TriggerTimelineConcall sourceStatus
Anthropic $1.8B contract revenue rampQ4 2026 onwardQ1 2026New
$200M US tech CIS contractQ4 2026 onwardQ4 2025New, reiterated
CIS growth to 45-50% in 2026Through 2026Q4 2025New
Double-digit total revenue growth2027 onwardQ1 2026New
API Security $100M+ run rate scalingOngoingQ3 2025, Q4 2025Repeated
Hyperscalers buying CISOngoingQ3 2025, Q4 2025Repeated
Firewall for AI launch2025-2026Q2 2025, Q4 2025Repeated
Delivery decline moderating2026Q4 2025New

8. Key Risks

Capex burden if AI inference adoption disappoints. Akamai is spending $800-825M over the next 12 months specifically to fulfil committed-capacity contracts, particularly Anthropic. The Anthropic deal is take-or-pay from the customer's side, so direct counterparty risk is contained. But if generalised inference demand outside Anthropic does not materialise, Akamai is left with a stock of NVIDIA Blackwell GPUs depreciating on accelerated schedules. Capex jumps to 40-42% of revenue in 2026 from the historical low-20s. This is a one-time bet, but a large one.

Delivery decline reaccelerating. The segment is now -7% YoY in Q1 2026 and structurally exposed to hyperscaler bundling. Management's guidance that decline moderates to mid-single-digits depends on the Edgio lap effect rolling off and pricing discipline holding. If a major media customer self-builds or migrates to a hyperscaler, the segment could surprise to the downside again. Each percentage point of Delivery decline is hard for CIS growth to backfill.

Customer concentration in Compute. A handful of mega-deals (Anthropic, the $200M US tech contract, several hyperscalers) will increasingly drive CIS revenue. If Anthropic struggles commercially (the AI model lab business is winner-take-most and capital-intensive), Akamai becomes exposed to a single counterparty that did not exist as a meaningful customer two years ago. Anthropic has multiple infrastructure partners (Google Cloud, AWS, SpaceX), which is both reassuring (they have alternatives, suggesting Akamai is providing something specific) and concerning (they could reallocate spend).

Hyperscaler competitive escalation. AWS, Google, and Microsoft can in principle build out their own distributed edge networks - they have capital, customer relationships, and existing CDN products. Cloudflare has already built much of this and has a much bigger developer footprint. Akamai's defence is twenty years of carrier relationships and physical PoPs, but if a hyperscaler decides edge inference is strategically critical, the gap can be closed faster than Akamai can build deeper moats.

Security competitive pressure from Cloudflare. Cloudflare has grown faster than Akamai across most security categories for several years. Akamai's security growth is decelerating to high-single-digits in 2026 guidance. If Cloudflare continues to win the modernisation cycle, Akamai's profit engine slows just as Compute capex peaks.

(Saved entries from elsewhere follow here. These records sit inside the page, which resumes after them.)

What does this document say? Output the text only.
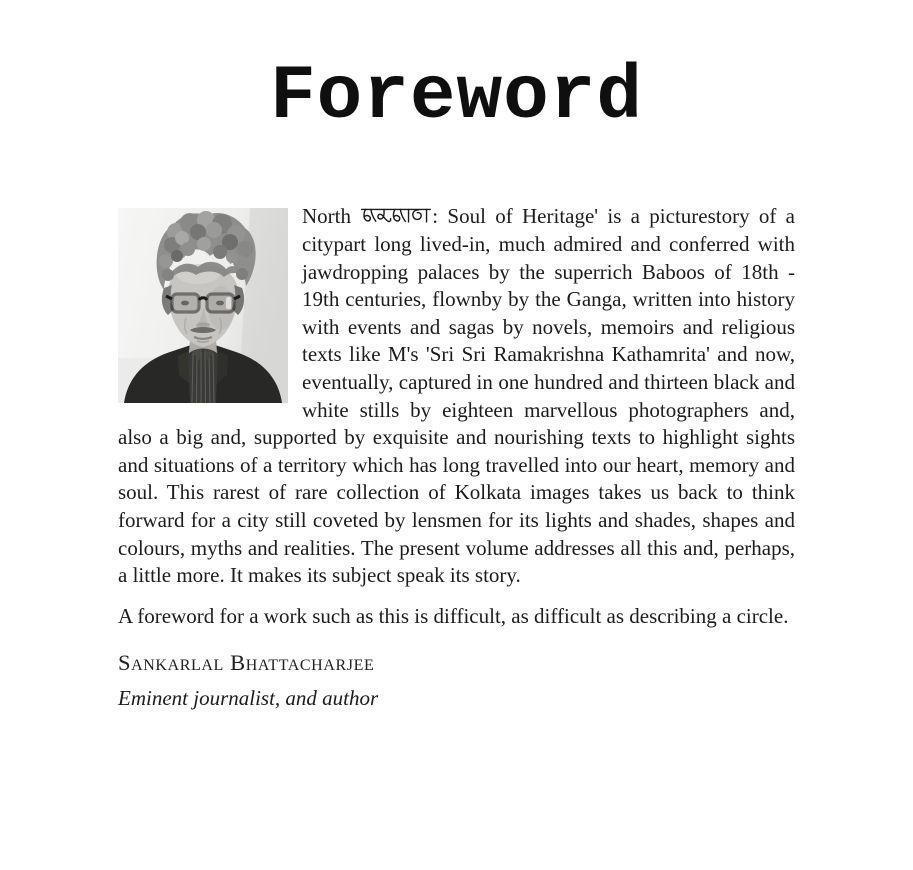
Foreword

North	: Soul of Heritage' is a picturestory of a citypart long lived-in, much admired and conferred with jawdropping palaces by the superrich Baboos of 18th - 19th centuries, flownby by the Ganga, written into history with events and sagas by novels, memoirs and religious texts like M's 'Sri Sri Ramakrishna Kathamrita' and now, eventually, captured in one hundred and thirteen black and white stills by eighteen marvellous photographers and, also a big and, supported by exquisite and nourishing texts to highlight sights and situations of a territory which has long travelled into our heart, memory and soul. This rarest of rare collection of Kolkata images takes us back to think forward for a city still coveted by lensmen for its lights and shades, shapes and colours, myths and realities. The present volume addresses all this and, perhaps, a little more. It makes its subject speak its story.

A foreword for a work such as this is difficult, as difficult as describing a circle.

Sankarlal Bhattacharjee
Eminent journalist, and author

Execution risk on the AI Grid. Distributed AI inference at this scale - across 4,400 PoPs with intelligent orchestration - has not been done before. Operational glitches that hyperscalers can absorb in centralised data centres are much harder to debug across thousands of small sites. Outages would be public, damaging, and could push Anthropic and similar customers back to centralised hyperscalers.

Acquisition integration debt. Akamai has spent ~$2 billion on four major acquisitions in the past decade. Each requires sales force integration, product rationalisation, and platform unification. Noname Security is still integrating; Guardicore took years; Linode is still operationally distinct. Goodwill and intangibles are large.

"I do not know of a comparable time where there is this much concern about what is going to happen with security." - Leighton, Q1 2026.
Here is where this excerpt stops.